Lettre à Cédric
Ce matin du dimanche 4 décembre, la vie de Cédric Vigneron s’est arrêtée, victime d’un accident de la route.
Je prends la plume pour t’écrire ce que nous n’avons pas eu le temps de nous dire, parti bien trop tôt, il te restait tant de choses à accomplir et concrétiser.
Tu es entré par la petite porte dans le syndicalisme chez JA en t’inscrivant à notre concours de labour. Le ton était donné dès la première année, après quelques boulons et baguettes de soudure, ta charrue se voyait dotée de tous les artifices nécessaires à un travail de qualité.
Puis de manifestations en réunions, tu t’es rapproché du conseil d’administration puis du bureau pour finalement être nommé secrétaire général des jeunes agriculteurs de Charente Maritime.
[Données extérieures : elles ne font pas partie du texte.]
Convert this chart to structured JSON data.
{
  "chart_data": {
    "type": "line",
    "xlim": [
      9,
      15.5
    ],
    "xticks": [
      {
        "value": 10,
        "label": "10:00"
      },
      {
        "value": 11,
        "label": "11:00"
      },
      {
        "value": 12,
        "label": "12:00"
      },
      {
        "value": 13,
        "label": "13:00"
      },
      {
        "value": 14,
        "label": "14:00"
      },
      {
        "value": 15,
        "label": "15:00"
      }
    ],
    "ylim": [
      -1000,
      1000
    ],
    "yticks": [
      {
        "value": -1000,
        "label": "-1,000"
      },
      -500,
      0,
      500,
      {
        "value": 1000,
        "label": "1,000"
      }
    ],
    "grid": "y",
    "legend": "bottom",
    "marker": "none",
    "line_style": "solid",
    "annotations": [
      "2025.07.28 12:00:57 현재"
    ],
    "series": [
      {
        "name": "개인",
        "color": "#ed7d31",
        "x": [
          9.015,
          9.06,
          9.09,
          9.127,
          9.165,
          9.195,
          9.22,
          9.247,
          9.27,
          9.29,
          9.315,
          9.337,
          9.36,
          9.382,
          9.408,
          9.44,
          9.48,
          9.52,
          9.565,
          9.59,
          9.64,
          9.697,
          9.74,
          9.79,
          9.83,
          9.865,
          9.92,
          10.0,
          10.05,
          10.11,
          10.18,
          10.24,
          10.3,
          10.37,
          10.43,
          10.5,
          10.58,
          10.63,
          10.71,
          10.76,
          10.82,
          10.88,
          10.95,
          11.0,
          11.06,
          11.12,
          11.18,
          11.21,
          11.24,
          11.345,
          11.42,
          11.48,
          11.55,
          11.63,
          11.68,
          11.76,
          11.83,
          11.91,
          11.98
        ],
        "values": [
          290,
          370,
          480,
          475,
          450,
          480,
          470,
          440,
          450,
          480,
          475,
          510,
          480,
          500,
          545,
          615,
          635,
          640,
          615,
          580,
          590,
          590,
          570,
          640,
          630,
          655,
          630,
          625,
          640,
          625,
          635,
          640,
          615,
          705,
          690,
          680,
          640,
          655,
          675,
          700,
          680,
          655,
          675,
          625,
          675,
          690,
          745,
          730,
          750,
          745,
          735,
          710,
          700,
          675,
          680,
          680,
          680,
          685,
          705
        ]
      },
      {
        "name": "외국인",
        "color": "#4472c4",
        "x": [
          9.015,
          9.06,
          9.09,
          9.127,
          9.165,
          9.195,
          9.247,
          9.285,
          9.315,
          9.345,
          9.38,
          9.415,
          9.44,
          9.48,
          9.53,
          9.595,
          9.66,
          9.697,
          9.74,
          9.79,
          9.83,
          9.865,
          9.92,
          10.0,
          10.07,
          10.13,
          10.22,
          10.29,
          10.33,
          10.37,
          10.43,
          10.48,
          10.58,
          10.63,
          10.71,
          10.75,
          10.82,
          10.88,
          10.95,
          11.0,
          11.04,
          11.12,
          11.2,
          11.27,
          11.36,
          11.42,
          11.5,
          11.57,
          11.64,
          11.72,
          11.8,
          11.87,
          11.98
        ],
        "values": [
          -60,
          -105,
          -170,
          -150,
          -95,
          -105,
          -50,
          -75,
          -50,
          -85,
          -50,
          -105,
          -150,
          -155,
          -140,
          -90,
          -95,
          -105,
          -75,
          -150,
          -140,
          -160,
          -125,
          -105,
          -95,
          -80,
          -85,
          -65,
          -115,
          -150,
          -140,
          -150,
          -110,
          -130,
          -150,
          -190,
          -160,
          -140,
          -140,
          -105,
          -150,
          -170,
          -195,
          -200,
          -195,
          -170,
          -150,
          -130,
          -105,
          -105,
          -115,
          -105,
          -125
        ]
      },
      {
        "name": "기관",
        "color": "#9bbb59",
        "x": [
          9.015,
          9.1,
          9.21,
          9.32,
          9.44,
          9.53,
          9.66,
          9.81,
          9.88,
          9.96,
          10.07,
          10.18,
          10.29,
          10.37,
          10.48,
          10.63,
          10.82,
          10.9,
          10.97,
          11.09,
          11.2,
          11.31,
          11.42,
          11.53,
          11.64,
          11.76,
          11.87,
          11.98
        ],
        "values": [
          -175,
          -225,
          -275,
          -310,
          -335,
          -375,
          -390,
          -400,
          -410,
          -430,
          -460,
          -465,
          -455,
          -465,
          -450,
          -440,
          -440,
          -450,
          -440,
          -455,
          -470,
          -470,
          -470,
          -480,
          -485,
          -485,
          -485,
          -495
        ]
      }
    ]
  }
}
A croire que la tâche n’était pas assez difficile puisque tu t’associais dans le même temps pour réaliser ton rêve : devenir entrepreneur.
On aurait pu croire qu’à vouloir tout faire, on ne fait rien de bien. Mais c’était mal te connaître. Tu menais de front tes deux responsabilités, sans en délaisser aucune.
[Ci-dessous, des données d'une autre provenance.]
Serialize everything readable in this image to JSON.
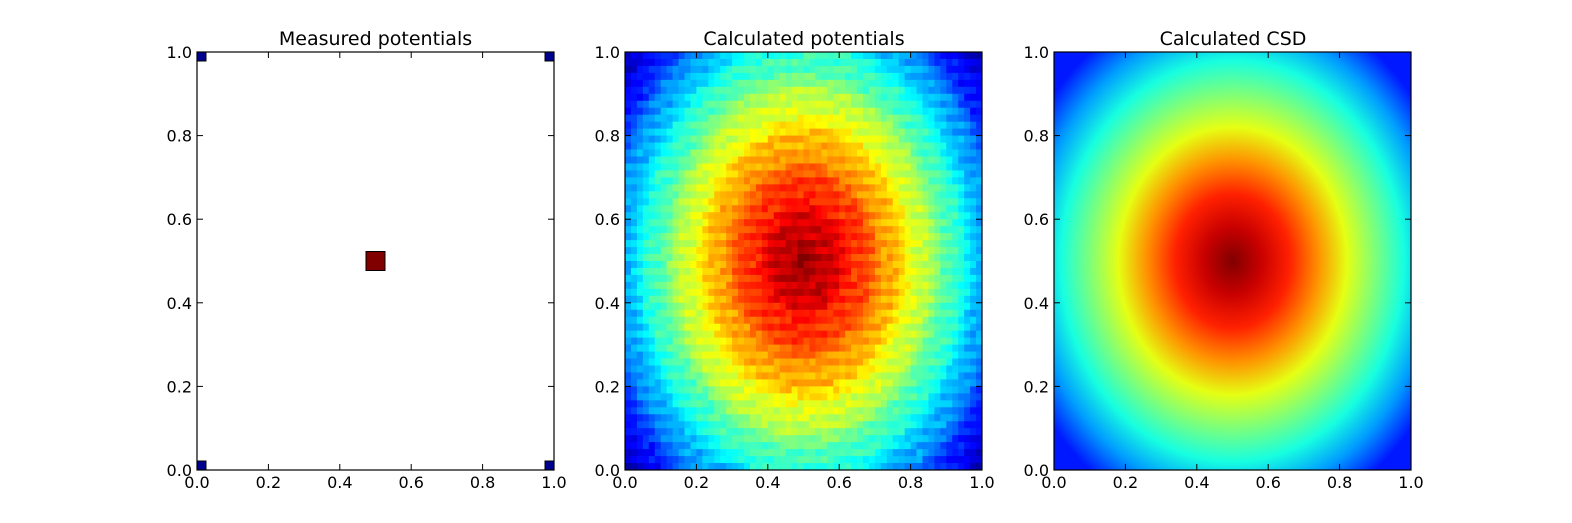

Travailleur acharné et perfectionniste, tu nous impressionnais davantage chaque jour en réussissant à développer de manière fulgurante ton entreprise avec ton associé, tout en suivant avec ferveur les dossiers syndicaux. Téléphone toujours collé à ton oreille. Défenseur du plus petit intérêt particulier, en étant à l’écoute des adhérents, jusqu’à la gestion de grosses crises nationales comme le blocage du pont de l’ile d’Oléron. Nous gardons tous en tête l’image où tu dominais la manifestation du haut d’une remorque de palettes ou encore celle où assis en tailleur au milieu de la route, tu empêchais les voitures d’avancer. Ces actes sont le reflet de ta détermination penchant parfois vers l’obstination, t’attirant occasionnellement quelques foudres. Mais quel plaisir d’avoir un meneur avec des convictions saines donnant une vraie identité à notre syndicat.
JA porte bien sa réputation d’école de responsables. Tu as appris à nos côtés à prendre la parole en public. D’abord la voix tremblotante comme nous tous à nos débuts, mais sans jamais aucune hésitation. Soit avec l’aide de quelques lignes griffonnées sur un brouillon. Juste avant une intervention. Soit avec un discours rédigé, jusque tard dans la nuit, après une longue journée de travail. Le sommeil étant pour toi une perte de temps ! Le résultat était le même : une prise de parole vindicative et cinglante toujours pertinente.
Je garde un souvenir tout particulier du recrutement de Juliette, notre animatrice. Nous avions passé des heures à discuter ensemble les candidatures pour être sûr de choisir la bonne personne. Tu l’avais même rappelée en étant au volant de ton élagueuse parce que : «comme ça, on verra bien si on se comprend !». Elle n’avait pourtant pas compris la moitié de ce que tu lui avais dit ; mais c’est elle qui prenait le poste quelque temps après !
Puis la complicité professionnelle s’est transformée en complicité affective, puisque Juliette est devenue ta petite amie, quelque temps après avoir cédé ta place de secrétaire général. A ce moment-là, nous avons dû continuer avec un élément fort de notre syndicat en moins, mais avec le sentiment de t’avoir libéré d’une responsabilité qui aurait pu devenir préjudiciable à ton entreprise.
Tes collègues et amis des Jeunes Agriculteurs se joignent à moi pour te remercier de ton engagement qui a permis à notre syndicat de continuer d’avancer.
J’ai passé une journée à écrire cette lettre par petits bouts, une journée à me remémorer tous ces moments, une journée sans arriver à croire qu’il faut maintenant parler de toi au passé. Cette journée est terminée, elle laisse place à l’avenir qui se construira sans oublier tes éclats de rires communicatifs et ta convivialité.
On dit souvent que le monde continue de tourner malgré la perte d’un proche. Et c’est vrai, mais crois-moi, notre monde a bien ralenti avec la perte du moteur que tu étais pour nous.
Repose en paix, nos pensées vont à ta famille, à Juliette et à ton associé, Pierre Baptiste.